Concerns: Rajendra Chitale previously served on the Ambuja Cements board (also a Sekhsaria promoter company) and has been on the Everest board since 2018, raising a question about his true independence from the promoter family's influence. Two directors (Barat and Ajinkya) were appointed as recently as March 2024, so they are still building institutional knowledge.
Missing Expertise: The board lacks an independent director with deep fibre-cement or building-products manufacturing experience. The new MD (Khurana) fills this gap operationally, but independent challenge on product strategy and manufacturing efficiency would be valuable.
The Verdict
Governance Grade
Strongest Positives: The Sekhsaria family's track record with Ambuja Cements – building it into India's most efficient cement company and making a disciplined exit to Holcim – provides genuine confidence in their long-term business judgment.
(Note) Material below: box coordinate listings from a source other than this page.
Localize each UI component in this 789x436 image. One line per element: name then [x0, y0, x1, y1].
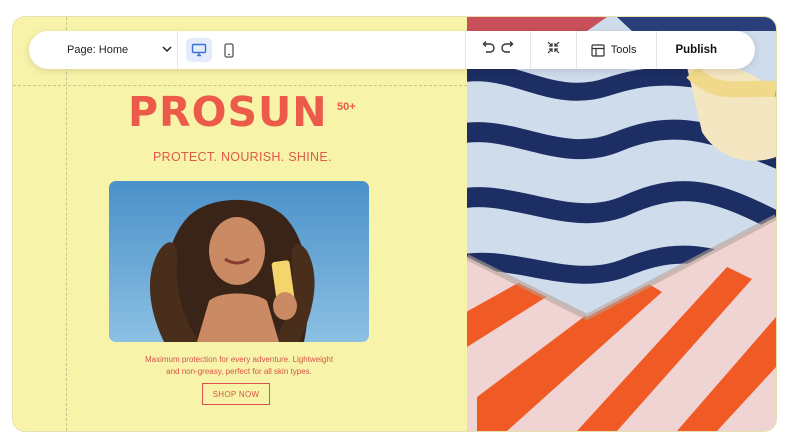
tools-label: Tools [610, 44, 637, 56]
guide-line [13, 85, 467, 86]
undo-button[interactable] [480, 41, 495, 59]
towel-image [467, 17, 776, 431]
shop-now-button[interactable]: SHOP NOW [202, 383, 270, 405]
guide-line [66, 17, 67, 431]
shrink-button[interactable] [547, 41, 560, 59]
publish-button[interactable]: Publish [675, 44, 717, 56]
shrink-icon [547, 41, 560, 59]
spf-badge: 50+ [337, 101, 356, 113]
redo-button[interactable] [501, 41, 516, 59]
undo-icon [480, 41, 495, 59]
toolbar-divider [575, 31, 577, 69]
page-select[interactable]: Page: Home [29, 31, 177, 69]
tools-button[interactable]: Tools [591, 43, 637, 57]
tools-panel-icon [591, 43, 605, 57]
toolbar-divider [177, 31, 178, 69]
product-description: Maximum protection for every adventure. … [128, 354, 350, 378]
description-line: and non-greasy, perfect for all skin typ… [166, 367, 312, 376]
hero-photo [109, 181, 369, 342]
hero-image[interactable] [109, 181, 369, 342]
brand-logo: PROSUN [128, 88, 328, 136]
chevron-down-icon [161, 43, 173, 58]
desktop-view-button[interactable] [186, 38, 212, 62]
toolbar-divider [464, 31, 466, 69]
mobile-view-button[interactable] [216, 38, 242, 62]
desktop-icon [191, 43, 207, 57]
towel-photo [467, 17, 776, 431]
toolbar-divider [529, 31, 531, 69]
description-line: Maximum protection for every adventure. … [144, 355, 334, 364]
page-select-label: Page: Home [67, 44, 129, 56]
toolbar-divider [656, 31, 658, 69]
tagline: PROTECT. NOURISH. SHINE. [153, 150, 332, 164]
redo-icon [501, 41, 516, 59]
mobile-icon [223, 42, 235, 58]
editor-toolbar: Page: Home Tools Publish [29, 31, 755, 69]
The hire of Hemant Khurana as MD, with his 24-year domain pedigree from Saint-Gobain Weber, signals serious intent to fix the business. His compensation structure, tied to revenue growth and ROCE with escalating targets, is well-designed. Board independence at 57% with capable independent directors is solid.
Real Concerns: Management churn is the biggest governance risk. Rajesh Joshi lasted only 18 months. This pattern suggests either the promoters set unrealistic expectations, they micromanage, or the business is structurally harder to turn around than expected. The CRISIL credit downgrade from A to A- with negative outlook (November 2025) adds execution risk during this leadership transition. The stock's 55%+ decline and negative ROE (-5.6%) mean that governance quality is being tested under real stress.
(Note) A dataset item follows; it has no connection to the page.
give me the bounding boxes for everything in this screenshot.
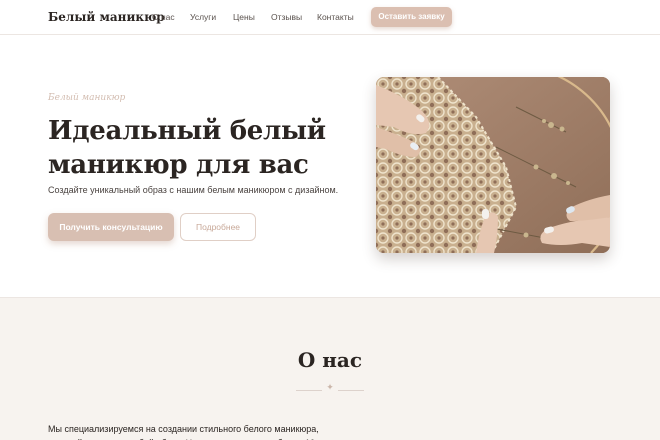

Upgrade Catalyst: Sustained improvement in ROCE toward Khurana's targets (5% in FY2026, 10% in FY2027), combined with Khurana completing at least 18+ months without departure, would justify upgrading to B+.
Downgrade Trigger: Another MD departure within two years, further credit downgrades, or evidence of promoter entities extracting value during financial stress would push this to C+ territory.